Motta virou alvo direto dos manifestantes, que carregaram cartazes como "Motta Capacho", "Centrão ladrão" e "PCC: Primeiro Comando do Congresso". A estratégia de atrelar as duas pautas foi classificada como "tiro no pé" por aliados de Bolsonaro, incluindo o ex-secretário Fabio Wajngarten.


O episódio representa "mais um teste de afirmação de uma autoridade que é minada pela sombra de seus padrinhos políticos", segundo análise da Folha, referindo-se à influência de Arthur Lira e à "trajetória pendular" entre Lula e Bolsonaro. A pressão das ruas colocou Motta em posição defensiva, com sua autoridade questionada tanto pela esquerda quanto pela direita.


Ofensiva da extrema-direita contra o movimento


Simultaneamente aos atos, deputados bolsonaristas lançaram campanhas coordenadas de desinformação. Nikolas Ferreira (PL-MG) liderou os ataques, compartilhando vídeo anterior ao início dos protestos em São Paulo para ironizar: "Nem com Rouanet vingou". A declaração contrariava dados da própria USP, que registraram participação superior aos atos de 7 de setembro.


Gustavo Gayer (PL-GO) publicou imagens de Brasília afirmando que "a esquerda está sempre passando vergonha". Sóstenes Cavalcante (PL-RJ) atacou especificamente Caetano Veloso, chamando-o de "comunista hipócrita" em postagem com caricatura. O pastor Silas Malafaia classificou os protestos como obra de uma esquerda "cretina" que "engana o povo".

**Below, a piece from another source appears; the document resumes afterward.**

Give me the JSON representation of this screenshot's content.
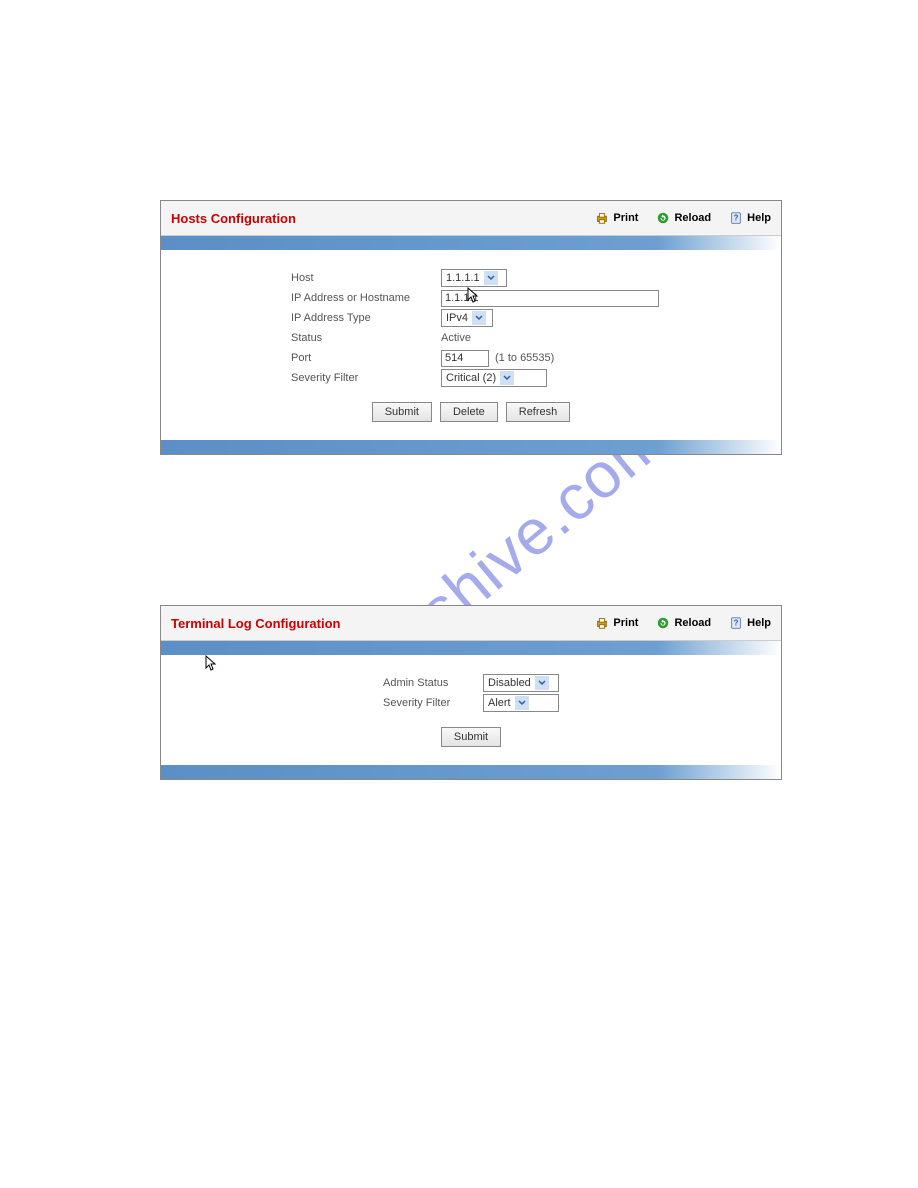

A estratégia se inseriu no padrão histórico de Ferreira de disseminar fake news, como documentado pelo Ministério Público de Minas Gerais em denúncia sobre as eleições de 2024. O ANDES-SN já havia repudiado declarações anteriores do deputado contra professores, consideradas "discurso de ódio fascista".


Protestos foram convocados durante a semana pelas redes de movimentos sociais - Foto: Evaristo Sa/AFP
Protestos foram convocados durante a semana pelas redes de movimentos sociais - Foto: Evaristo Sa/AFP

Em Santa Catarina, o governador Jorginho Mello (PL) implementou medidas explicitamente autoritárias para obstaculizar os atos. Determinou o fechamento da Ponte Hercílio Luz, tradicionalmente aberta aos domingos, e acionou a Polícia Militar para controlar o acesso.


Parlamentares denunciaram a "intervenção repugnante e indefensável" do governador. O deputado Pedro Uczai (PT-SC) questionou: "Por que essa decisão? De que lado o governo está?". O vereador Afrânio Boppré (PSOL) destacou que a ponte "fica aberta todo domingo" e cobrou explicações do comando da PM.


Manifestantes relataram que, além do fechamento da ponte, a água dos banheiros públicos foi desligada. A medida gerou efeito contrário ao pretendido, ampliando a repercussão nacional e reforçando o caráter democrático dos protestos diante das tentativas de repressão.


Na capital paulista, a Guarda Civil Metropolitana (GCM), comandada pelo prefeito Ricardo Nunes (MDB), promoveu ações controversas contra manifestantes pacíficos. Viaturas e motocicletas avançaram com sirenes ligadas em meio à multidão, enquanto agentes usaram spray de pimenta.


O jornalista Chico Pinheiro do ICL denunciou em tempo real: "A GCM está jogando os carros e motos para tentar causar tumulto e tirar o brilho dessa festa democrática que a esquerda está fazendo". A ação ocorreu mesmo com ruas paralelas liberadas para o tráfego, caracterizando provocação desnecessária.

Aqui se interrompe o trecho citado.